For a heart-stopping moment, I teetered on the edge of the yawning space behind me, arms pin-wheeling. Yelping a loud curse, I leapt forward, tripped, and fell directly onto Malfoy instead. He must have been too stunned to notice, or he likely would’ve pushed me right back into the hole.
As the haze cleared, a dimly-lit lift box became visible; old-fashioned with a metal grille that closed across the front of it. It was lined with carved wood panels and threadbare red velvet. Generic shopping mall music played lowly from invisible speakers.
What fresh hell.
“I, for one, wouldn’t mind sleeping at some point tonight. In a bed if at all possible,” came Malfoy’s pointed drawl at my back. Clearly he wasn’t nearly as stunned by all this as I was.

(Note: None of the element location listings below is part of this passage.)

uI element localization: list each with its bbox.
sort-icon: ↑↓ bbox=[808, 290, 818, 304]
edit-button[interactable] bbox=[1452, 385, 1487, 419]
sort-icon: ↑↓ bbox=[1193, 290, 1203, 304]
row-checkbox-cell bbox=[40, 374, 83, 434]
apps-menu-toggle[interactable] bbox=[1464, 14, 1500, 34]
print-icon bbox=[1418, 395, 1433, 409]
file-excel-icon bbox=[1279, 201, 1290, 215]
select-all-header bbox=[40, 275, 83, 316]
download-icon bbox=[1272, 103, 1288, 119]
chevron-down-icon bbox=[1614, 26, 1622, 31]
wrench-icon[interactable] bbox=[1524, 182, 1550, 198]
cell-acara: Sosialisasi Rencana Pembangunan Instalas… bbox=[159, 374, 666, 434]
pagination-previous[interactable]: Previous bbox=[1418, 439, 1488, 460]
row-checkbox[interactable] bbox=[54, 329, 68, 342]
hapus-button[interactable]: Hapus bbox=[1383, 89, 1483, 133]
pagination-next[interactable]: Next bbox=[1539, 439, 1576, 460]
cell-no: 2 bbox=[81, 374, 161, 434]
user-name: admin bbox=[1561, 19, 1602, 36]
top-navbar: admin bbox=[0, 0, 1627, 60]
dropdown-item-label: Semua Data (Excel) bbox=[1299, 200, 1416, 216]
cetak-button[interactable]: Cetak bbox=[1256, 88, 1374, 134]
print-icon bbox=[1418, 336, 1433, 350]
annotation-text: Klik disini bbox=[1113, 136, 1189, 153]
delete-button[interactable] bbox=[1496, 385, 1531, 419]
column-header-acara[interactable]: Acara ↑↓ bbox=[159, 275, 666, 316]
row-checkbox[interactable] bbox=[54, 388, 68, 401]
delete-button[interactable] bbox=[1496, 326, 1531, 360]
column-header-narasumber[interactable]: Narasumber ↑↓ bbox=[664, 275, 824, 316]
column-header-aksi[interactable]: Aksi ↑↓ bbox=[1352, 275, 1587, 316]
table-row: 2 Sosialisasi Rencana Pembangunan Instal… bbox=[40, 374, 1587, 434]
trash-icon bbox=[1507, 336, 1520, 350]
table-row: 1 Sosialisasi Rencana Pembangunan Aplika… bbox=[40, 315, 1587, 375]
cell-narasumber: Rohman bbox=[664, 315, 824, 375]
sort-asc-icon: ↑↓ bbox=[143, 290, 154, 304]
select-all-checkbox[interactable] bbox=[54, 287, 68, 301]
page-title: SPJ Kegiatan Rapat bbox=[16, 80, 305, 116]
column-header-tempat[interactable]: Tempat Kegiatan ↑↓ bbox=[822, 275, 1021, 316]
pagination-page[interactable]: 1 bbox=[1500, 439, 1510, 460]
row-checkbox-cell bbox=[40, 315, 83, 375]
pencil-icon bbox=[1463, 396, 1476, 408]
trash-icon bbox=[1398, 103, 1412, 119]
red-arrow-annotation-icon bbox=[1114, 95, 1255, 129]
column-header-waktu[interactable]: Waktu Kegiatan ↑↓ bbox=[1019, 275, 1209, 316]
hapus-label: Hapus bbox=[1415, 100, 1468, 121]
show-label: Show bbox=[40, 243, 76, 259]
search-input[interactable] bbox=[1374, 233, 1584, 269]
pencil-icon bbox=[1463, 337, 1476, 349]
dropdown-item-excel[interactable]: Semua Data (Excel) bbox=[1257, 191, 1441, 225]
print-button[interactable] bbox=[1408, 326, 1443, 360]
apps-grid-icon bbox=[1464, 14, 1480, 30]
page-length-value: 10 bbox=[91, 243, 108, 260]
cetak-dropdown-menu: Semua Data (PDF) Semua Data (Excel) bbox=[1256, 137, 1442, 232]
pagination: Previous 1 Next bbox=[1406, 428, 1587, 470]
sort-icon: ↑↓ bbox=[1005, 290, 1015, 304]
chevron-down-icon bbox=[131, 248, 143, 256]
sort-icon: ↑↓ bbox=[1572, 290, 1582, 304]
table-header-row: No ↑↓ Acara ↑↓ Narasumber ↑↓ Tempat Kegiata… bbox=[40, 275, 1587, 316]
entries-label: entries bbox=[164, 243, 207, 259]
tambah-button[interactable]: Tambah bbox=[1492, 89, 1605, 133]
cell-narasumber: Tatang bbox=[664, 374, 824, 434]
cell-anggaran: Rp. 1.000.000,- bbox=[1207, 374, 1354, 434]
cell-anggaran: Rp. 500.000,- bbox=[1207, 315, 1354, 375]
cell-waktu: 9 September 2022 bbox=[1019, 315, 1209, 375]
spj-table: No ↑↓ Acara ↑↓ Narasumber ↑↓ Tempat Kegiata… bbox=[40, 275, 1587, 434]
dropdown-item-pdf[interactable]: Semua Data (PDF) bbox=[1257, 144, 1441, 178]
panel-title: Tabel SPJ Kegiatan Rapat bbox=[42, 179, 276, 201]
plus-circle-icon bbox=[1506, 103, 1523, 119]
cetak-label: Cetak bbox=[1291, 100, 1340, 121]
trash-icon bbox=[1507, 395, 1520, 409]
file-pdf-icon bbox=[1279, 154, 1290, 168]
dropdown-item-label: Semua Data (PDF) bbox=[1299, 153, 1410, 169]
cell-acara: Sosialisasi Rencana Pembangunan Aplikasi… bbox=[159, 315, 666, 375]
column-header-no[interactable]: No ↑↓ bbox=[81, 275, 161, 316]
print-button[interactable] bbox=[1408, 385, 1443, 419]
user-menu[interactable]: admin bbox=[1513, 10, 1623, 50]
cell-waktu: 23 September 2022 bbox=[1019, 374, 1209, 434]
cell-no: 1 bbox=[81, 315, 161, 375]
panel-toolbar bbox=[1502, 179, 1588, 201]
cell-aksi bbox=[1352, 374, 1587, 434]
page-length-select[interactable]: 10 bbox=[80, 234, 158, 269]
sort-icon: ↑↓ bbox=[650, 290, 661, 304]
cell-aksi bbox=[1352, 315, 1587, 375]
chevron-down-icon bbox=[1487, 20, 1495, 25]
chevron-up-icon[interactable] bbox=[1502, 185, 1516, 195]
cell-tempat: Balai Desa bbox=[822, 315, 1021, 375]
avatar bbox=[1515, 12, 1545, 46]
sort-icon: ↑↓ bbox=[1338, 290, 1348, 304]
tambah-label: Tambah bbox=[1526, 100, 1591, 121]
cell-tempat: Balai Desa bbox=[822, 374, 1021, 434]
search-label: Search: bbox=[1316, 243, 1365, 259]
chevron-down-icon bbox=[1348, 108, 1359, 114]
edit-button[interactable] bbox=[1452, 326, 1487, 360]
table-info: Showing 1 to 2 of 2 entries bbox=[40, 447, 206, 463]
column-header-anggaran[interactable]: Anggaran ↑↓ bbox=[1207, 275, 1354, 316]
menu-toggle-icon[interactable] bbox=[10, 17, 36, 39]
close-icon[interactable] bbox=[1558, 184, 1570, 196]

I shot him a frown, but pushed aside the grille obligingly, stepping into the lift box with caution. It felt sturdy enough under my weight, despite its ancient appearance.
Malfoy shut the grille loudly behind him, then leaned his shoulder-blades against the wall opposite myself, folding his arms and looking everywhere but at me. Which was fine, because I wasn’t looking at him either.
The lift shuddered ominously, then jerked once and began its comparatively smooth journey upward.